John
John

Reputation: 11

Why do I get inconsistent results between Fasttext, Longformer, and Doc2vec?

I am using a Doc2Vec model to calculate cosine similarity between observations in a dataset of website text. I want to be sure that my measure is roughly consistent if I instead use Fasttext (trained on my data) or Longformer (pre-trained) [I know they won't be identical]. However, the pairwise cosine similarity measure is strongly negatively correlated between Doc2Vec & Longformer or Doc2Vec & Fasttext. The measure is positively correlated between Longformer & Fasttext. Is there a reason why one might expect this? Am I mistakenly doing something in my code that could be causing this?

# PREPARE DATA
website_df = pd.read_csv(data_path+'cleaned_docdf_may2023.csv')
website_df[['documents_cleaned','website']]=website_df[['documents_cleaned','website']].astype(str)
website_df['documents_cleaned']=website_df['documents_cleaned'].str.lower()
website_df['documents_cleaned']=website_df['documents_cleaned'].str.strip()

####################### 
# Train Doc2vec model
#######################

# Clean data for model input (trim long docs, lower case, tokenize):
counter = 0
all_docs = []
all_docs_simple = []
for train_doc in website_df.documents_cleaned:
    doc = train_doc[:150000] if len(train_doc) > 150000 else train_doc
    # clean using simple_preprocess for Fasttext model input
    simple_pre = gensim.utils.simple_preprocess(train_doc)
    doc = remove_stopwords(doc)
    doc_tokens =nltk.word_tokenize(doc.lower())
    all_docs.append(doc_tokens)
    all_docs_simple.append(simple_pre)
    if (counter%100) == 0:
        print("{0} .. len: {1}".format(counter,len(doc)))
    counter += 1

# Creating all tagged documents
documents_websites = [TaggedDocument(doc, [i]) for i, doc in enumerate(all_docs)]
documents_simplepre_websites = [TaggedDocument(doc, [i]) for i, doc in enumerate(all_docs_simple)]
print("\t. Run model")
doc2vec_model_websites = Doc2Vec(documents = documents_websites,
                vector_size=700,
                window=7,
                min_count =3)
print("\t. Done")
doc2vec_model_websites.save(data_path + "doc2vec_websites.model")

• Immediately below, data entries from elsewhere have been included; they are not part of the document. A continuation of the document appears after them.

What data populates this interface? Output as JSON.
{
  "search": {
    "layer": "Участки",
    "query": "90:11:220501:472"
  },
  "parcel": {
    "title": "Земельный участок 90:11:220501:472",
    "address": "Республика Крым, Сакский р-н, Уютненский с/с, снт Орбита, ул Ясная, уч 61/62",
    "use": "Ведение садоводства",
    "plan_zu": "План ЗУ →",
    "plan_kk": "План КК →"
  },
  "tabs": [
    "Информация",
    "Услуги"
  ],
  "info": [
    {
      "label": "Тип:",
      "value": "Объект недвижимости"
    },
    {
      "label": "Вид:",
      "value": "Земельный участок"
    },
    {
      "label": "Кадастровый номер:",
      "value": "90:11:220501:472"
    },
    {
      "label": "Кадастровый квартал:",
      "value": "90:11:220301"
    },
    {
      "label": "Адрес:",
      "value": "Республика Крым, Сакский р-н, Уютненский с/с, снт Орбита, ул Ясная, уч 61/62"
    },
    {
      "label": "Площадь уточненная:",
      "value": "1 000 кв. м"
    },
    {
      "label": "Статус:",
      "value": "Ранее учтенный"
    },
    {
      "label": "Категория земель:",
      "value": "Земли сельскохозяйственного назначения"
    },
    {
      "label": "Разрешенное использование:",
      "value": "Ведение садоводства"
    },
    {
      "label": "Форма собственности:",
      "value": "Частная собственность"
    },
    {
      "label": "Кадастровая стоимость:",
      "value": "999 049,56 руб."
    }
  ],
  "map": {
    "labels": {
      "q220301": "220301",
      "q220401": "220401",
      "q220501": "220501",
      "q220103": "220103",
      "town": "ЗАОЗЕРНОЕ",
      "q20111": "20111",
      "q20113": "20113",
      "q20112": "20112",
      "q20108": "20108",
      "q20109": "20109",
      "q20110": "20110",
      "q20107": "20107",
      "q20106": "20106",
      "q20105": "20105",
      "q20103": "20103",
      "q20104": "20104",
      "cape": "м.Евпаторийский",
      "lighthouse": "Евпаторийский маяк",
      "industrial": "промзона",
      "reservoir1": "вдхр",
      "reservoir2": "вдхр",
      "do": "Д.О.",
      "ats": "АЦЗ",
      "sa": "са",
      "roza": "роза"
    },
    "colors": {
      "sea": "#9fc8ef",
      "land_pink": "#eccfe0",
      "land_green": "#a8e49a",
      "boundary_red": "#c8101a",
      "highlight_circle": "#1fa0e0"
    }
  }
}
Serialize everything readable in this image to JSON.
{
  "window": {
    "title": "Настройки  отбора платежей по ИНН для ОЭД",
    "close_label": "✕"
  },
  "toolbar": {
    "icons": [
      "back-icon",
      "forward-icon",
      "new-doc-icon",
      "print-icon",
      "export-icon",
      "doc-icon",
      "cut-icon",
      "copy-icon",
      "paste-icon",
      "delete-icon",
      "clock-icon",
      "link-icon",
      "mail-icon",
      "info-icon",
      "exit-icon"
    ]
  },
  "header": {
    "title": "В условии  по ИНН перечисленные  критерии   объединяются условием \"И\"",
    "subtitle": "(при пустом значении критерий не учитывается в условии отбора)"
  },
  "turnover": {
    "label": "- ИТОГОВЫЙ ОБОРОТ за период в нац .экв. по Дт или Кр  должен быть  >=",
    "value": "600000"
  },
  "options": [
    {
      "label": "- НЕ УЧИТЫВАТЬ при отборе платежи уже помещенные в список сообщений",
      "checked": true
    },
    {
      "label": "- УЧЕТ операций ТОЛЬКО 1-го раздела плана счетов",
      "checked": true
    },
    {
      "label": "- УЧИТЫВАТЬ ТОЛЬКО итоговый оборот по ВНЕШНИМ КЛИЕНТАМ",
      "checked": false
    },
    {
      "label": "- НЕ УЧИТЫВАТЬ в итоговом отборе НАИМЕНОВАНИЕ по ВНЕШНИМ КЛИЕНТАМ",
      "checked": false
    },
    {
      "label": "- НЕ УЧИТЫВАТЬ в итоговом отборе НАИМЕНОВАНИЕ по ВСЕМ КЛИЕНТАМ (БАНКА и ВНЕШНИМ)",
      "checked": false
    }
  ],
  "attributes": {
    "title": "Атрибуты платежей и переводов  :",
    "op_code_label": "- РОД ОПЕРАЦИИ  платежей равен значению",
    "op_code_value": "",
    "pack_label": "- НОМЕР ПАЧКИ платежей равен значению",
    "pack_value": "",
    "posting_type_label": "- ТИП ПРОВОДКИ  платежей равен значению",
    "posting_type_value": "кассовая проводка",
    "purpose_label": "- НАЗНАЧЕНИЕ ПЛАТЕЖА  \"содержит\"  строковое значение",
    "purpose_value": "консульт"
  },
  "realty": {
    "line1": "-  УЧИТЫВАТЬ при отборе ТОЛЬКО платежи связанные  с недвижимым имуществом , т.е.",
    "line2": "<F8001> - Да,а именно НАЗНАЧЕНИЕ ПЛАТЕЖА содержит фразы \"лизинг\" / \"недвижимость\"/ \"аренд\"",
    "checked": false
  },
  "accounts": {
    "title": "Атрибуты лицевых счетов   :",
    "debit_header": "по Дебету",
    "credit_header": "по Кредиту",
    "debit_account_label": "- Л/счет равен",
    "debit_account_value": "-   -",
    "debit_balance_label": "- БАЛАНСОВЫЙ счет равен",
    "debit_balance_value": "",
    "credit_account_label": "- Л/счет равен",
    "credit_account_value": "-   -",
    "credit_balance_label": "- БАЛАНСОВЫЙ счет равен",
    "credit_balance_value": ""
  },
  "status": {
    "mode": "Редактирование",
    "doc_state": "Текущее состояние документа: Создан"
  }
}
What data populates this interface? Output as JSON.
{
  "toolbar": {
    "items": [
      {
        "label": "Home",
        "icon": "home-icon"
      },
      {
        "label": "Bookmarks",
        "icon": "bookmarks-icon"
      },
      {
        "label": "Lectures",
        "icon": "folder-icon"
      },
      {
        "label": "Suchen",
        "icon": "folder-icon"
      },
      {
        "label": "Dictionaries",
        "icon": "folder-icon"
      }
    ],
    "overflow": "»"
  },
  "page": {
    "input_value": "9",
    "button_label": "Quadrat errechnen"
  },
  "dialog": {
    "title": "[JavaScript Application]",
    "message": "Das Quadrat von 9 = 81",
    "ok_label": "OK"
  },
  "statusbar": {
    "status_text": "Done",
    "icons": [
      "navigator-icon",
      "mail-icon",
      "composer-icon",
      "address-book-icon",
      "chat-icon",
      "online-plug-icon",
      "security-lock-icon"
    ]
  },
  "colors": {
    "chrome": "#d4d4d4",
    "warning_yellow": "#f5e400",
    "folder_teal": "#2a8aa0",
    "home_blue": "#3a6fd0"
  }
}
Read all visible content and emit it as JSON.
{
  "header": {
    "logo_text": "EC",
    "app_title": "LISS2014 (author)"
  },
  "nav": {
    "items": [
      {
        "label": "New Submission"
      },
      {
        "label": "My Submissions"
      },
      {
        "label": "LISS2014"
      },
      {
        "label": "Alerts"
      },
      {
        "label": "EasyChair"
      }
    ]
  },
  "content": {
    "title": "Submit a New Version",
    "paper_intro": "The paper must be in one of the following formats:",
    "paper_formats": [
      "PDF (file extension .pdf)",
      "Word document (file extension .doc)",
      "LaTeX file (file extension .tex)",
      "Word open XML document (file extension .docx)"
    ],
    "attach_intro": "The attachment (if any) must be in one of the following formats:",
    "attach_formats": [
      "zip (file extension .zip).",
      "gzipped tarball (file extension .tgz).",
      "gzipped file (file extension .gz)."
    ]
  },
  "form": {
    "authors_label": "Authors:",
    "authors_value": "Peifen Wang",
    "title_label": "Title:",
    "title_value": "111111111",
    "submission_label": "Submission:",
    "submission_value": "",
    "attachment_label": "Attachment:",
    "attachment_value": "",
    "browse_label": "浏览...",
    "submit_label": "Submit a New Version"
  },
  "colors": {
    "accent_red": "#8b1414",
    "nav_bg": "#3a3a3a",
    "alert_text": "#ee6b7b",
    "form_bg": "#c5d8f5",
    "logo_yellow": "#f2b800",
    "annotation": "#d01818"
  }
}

# Grab document level vectors
vectors_d2v_websites = doc2vec_model_websites.dv.get_normed_vectors()

######################### 
# FASTTEXT MODEL
#########################

# create and save Fasttext input
sent_df_websites=pd.Series(documents_simplepre_websites)
with open(data_path + 'sentences_websites', 'a') as f:
    df_string = sent_df_websites.to_string(header=False, index=False)
    f.write(df_string)

# Skipgram model (use comparable model parameters to doc2vec model) :
ft_model_sg_websites = fasttext.train_unsupervised(input=sent_df_websites, model='skipgram', ws=7, epoch=10, minCount=3)
ft_model_sg_websites.save_model(data_path + "ft_websites_sg.bin")
# cbow model (use comparable model parameters to doc2vec model) :
ft_model_cbow_websites = fasttext.train_unsupervised(input=data_path + 'sentences_websites', model='cbow', ws=7, epoch=10, minCount=3)
ft_model_cbow_websites.save_model(data_path + "ft_websites_cbow.bin")

def generateVector(sentence):
    return ft.get_sentence_vector(sentence)

ft = ft_model_sg_websites
website_df['embeddings_sg'] = website_df['documents_cleaned'].apply(generateVector)
embeddings_sg_website=website_df['embeddings_sg']
ft = ft_model_cbow_websites
website_df['embeddings_cbow'] = website_df['documents_cleaned'].apply(generateVector)
embeddings_cbow_website=website_df['embeddings_sg']

#########################
# LONGFORMER 
#########################

model_name = 'allenai/longformer-base-4096'
tokenizer = LongformerTokenizer.from_pretrained(model_name)
model = LongformerModel.from_pretrained(model_name)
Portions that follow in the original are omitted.